If the construction of new function objects for every instruction is a concern, we could make static members for them all, and return the appropriate one by reference, or have a static std::map, where we can use at() for the lookup, and pass or convert the std::out_of_range error if needed.

# Use formatted input instead of regular expressions

We don't need all the weight of regular expressions to parse this simple input format. We can drop the #include <regex> and simplify our instruction reading:

std::istream& operator>>(std::istream& input, Machine::Instruction& i)
{
std::string line;
if (!std::getline(input, line)) return input;
std::string op_str, cmp_str, if_str;
std::istringstream in{line};
in >> i.target >> op_str >> i.operation_amount
>> if_str >> i.source >> cmp_str >> i.compare_value;
if (std::string dummy; if_str != "if" || !in || in >> dummy) {
std::stringstream error;
error << "Invalid format: " << line;
throw Machine::Instruction::ParseError{error.str()};
}
i.operation = Machine::Instruction::to_operation(op_str);
i.comparison = Machine::Instruction::to_comparison(cmp_str);
return input;
}


# Does it make sense to print outputs if an instruction failed?

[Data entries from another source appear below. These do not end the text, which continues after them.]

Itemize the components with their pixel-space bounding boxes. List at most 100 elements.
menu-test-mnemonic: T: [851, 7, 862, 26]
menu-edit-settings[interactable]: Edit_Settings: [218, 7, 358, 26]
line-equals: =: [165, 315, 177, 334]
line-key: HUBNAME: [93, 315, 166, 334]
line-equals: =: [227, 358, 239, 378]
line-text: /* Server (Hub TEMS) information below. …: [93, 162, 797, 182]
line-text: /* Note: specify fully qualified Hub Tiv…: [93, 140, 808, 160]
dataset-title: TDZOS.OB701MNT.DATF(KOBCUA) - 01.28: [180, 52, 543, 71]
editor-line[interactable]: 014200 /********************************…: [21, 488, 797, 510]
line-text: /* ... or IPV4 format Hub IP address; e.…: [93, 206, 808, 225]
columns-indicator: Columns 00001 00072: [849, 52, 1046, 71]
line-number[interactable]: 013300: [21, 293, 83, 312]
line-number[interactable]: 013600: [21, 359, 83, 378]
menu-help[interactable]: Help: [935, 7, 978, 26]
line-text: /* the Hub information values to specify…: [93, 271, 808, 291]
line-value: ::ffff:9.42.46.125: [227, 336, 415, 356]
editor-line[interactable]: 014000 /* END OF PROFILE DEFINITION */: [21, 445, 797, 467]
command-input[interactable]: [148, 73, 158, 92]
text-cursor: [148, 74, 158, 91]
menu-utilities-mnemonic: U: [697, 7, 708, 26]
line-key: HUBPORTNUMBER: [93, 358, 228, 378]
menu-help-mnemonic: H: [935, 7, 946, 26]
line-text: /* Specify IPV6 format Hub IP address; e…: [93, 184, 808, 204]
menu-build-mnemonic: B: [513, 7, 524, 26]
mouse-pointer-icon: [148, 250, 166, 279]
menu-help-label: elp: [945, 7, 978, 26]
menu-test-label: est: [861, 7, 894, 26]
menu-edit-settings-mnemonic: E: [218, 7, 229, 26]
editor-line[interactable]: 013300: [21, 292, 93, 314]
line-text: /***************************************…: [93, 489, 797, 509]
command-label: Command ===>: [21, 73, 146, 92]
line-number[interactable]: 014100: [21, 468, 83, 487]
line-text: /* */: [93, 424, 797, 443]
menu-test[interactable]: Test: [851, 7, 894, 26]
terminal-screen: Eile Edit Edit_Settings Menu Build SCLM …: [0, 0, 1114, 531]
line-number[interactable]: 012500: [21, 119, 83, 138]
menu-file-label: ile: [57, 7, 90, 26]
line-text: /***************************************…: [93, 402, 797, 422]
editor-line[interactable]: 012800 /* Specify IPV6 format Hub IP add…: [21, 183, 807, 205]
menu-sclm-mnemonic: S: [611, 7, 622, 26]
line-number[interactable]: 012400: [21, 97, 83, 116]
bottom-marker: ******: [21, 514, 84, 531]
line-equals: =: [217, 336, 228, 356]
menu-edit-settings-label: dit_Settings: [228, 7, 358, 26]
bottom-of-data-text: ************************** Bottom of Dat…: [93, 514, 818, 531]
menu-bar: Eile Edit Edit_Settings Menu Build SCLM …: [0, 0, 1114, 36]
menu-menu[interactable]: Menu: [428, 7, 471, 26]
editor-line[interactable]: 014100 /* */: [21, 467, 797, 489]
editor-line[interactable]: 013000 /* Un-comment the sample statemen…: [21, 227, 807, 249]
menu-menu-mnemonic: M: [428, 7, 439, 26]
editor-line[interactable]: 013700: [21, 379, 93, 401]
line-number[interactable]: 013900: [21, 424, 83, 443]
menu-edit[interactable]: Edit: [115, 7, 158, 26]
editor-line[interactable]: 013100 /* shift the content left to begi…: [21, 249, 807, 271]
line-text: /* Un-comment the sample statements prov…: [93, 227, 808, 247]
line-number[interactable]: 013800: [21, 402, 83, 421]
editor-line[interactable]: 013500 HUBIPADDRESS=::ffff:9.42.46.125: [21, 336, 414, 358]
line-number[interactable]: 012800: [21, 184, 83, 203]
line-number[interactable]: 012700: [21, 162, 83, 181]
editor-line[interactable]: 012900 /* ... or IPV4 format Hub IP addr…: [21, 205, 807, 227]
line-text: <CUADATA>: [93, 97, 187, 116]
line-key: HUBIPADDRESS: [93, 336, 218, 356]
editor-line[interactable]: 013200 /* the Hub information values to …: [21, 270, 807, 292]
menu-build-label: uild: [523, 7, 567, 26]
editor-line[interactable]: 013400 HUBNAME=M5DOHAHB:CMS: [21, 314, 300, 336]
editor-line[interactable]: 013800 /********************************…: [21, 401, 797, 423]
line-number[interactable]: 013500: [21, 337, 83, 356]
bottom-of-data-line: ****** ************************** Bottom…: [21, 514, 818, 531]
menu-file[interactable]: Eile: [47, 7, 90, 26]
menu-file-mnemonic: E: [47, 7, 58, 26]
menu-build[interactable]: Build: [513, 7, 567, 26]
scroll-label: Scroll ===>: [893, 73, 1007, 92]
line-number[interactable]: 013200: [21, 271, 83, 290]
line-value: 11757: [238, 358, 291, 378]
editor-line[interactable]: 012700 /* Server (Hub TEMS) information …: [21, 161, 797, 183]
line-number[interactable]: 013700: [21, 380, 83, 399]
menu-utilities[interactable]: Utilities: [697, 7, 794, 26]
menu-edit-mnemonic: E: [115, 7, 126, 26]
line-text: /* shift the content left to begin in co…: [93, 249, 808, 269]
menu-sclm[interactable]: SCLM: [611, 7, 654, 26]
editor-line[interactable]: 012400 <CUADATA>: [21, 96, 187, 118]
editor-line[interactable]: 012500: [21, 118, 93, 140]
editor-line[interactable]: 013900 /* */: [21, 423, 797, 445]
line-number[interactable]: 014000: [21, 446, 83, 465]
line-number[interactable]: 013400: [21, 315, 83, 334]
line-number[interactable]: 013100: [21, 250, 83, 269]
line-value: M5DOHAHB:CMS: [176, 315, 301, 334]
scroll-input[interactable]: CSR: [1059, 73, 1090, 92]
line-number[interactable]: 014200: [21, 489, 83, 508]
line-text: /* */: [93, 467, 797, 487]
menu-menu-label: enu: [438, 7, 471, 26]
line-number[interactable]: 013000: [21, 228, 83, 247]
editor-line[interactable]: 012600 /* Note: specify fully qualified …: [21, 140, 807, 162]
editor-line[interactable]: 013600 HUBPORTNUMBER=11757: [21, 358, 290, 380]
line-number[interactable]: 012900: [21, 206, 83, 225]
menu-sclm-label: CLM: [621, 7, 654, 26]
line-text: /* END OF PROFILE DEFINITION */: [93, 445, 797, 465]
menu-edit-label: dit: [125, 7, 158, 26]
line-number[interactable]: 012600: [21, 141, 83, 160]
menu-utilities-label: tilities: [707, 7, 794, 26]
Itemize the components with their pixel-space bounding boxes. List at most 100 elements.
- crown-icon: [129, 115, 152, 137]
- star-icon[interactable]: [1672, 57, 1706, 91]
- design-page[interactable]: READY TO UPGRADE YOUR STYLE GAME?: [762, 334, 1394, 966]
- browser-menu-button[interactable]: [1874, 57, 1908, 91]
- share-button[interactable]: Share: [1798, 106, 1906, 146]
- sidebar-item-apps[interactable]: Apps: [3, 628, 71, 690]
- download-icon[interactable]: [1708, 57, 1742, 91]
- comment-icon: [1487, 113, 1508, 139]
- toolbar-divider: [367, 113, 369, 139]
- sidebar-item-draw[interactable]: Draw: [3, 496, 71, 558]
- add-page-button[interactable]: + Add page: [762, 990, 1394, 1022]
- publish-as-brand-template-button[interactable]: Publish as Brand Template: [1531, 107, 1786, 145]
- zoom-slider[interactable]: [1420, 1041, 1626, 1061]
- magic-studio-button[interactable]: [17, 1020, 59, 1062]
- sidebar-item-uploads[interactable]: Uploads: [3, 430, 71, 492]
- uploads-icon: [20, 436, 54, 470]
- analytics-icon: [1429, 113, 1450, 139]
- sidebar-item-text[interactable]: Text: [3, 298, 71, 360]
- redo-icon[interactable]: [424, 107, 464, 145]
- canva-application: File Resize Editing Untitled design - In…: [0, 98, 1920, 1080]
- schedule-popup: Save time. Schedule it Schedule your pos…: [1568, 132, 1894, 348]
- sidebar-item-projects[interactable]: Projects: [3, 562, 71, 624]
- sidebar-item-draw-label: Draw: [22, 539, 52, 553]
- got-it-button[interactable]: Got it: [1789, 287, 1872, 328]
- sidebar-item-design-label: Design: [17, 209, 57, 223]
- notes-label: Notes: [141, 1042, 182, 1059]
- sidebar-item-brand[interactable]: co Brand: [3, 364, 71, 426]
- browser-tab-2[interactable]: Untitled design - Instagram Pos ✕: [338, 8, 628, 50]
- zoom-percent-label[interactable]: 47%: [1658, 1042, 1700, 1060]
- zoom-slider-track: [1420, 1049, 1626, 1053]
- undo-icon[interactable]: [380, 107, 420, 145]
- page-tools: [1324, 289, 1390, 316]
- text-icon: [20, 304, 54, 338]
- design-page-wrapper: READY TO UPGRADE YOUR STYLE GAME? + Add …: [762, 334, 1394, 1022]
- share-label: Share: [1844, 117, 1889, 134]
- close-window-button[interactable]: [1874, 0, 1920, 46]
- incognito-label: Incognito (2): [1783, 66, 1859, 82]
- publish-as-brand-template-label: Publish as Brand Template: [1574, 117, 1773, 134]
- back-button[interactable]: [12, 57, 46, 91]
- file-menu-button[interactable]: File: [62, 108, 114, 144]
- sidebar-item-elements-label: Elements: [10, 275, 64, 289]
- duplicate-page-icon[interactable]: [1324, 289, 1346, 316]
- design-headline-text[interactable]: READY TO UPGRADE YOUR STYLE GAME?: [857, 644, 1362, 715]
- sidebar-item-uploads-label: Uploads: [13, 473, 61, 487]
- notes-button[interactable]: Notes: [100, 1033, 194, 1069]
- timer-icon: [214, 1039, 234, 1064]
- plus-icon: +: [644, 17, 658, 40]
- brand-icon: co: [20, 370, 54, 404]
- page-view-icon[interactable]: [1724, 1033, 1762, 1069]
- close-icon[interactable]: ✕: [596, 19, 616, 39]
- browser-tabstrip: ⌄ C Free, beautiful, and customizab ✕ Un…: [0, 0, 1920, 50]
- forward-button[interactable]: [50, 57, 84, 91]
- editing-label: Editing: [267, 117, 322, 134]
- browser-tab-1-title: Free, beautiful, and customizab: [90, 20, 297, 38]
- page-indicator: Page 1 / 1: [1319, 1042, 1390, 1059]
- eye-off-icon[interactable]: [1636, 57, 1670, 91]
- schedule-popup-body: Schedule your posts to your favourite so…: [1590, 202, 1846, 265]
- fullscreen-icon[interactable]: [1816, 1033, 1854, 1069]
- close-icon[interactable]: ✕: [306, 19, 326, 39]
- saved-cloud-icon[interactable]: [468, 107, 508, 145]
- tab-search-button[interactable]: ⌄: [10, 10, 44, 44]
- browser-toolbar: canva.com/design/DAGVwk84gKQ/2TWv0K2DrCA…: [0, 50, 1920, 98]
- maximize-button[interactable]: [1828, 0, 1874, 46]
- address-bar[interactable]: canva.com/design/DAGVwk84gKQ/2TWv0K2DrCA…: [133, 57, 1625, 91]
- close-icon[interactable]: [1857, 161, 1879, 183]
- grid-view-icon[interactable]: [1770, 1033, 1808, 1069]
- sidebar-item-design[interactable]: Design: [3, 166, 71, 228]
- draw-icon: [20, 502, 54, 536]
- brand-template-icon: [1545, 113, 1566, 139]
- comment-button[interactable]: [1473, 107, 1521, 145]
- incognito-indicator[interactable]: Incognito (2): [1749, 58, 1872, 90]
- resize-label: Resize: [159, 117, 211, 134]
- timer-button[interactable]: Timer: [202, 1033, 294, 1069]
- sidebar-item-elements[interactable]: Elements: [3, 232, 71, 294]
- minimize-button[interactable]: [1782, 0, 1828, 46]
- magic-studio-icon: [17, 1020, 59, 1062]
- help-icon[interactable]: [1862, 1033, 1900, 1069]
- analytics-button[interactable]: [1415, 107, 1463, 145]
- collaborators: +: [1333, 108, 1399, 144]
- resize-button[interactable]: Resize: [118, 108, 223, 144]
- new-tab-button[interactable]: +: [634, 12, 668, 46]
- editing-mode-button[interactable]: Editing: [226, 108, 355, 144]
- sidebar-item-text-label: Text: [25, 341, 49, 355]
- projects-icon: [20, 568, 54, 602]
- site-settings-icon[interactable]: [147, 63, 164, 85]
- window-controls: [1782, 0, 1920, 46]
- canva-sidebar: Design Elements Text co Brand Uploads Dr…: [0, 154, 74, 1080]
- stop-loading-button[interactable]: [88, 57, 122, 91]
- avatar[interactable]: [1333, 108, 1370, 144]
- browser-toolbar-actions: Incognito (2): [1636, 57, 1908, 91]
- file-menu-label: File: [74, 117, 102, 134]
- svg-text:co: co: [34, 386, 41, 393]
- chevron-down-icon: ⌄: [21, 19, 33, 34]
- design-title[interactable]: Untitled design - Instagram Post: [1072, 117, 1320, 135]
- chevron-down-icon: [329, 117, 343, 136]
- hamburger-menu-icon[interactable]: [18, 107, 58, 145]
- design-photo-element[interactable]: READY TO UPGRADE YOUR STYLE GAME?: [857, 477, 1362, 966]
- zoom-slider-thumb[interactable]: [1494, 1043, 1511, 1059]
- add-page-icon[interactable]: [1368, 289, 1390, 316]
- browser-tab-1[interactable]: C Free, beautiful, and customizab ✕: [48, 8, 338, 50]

I reorganised main() to reduce the scope of i and to avoid printing result if we fail to parse (and to accept a fixed input, for my testing convenience):

int main()
{
std::istringstream instructions{
"b inc 5 if a > 1\n"
"a inc 1 if b < 5\n"
"c dec -10 if a >= 1\n"
"c inc -20 if c == 10\n"
};

try {
Machine m;
Machine::Instruction i;
while (instructions >> i) m.execute(i);
std::cout << m.max_value() << '\n';
std::cout << m.all_time_max_value() << '\n';
} catch (const Machine::Instruction::ParseError& e) {
std::cerr << e.what() << '\n';
return 1;
}
}


# Minor tweaks

• We can write registers.empty() instead of !registers.size().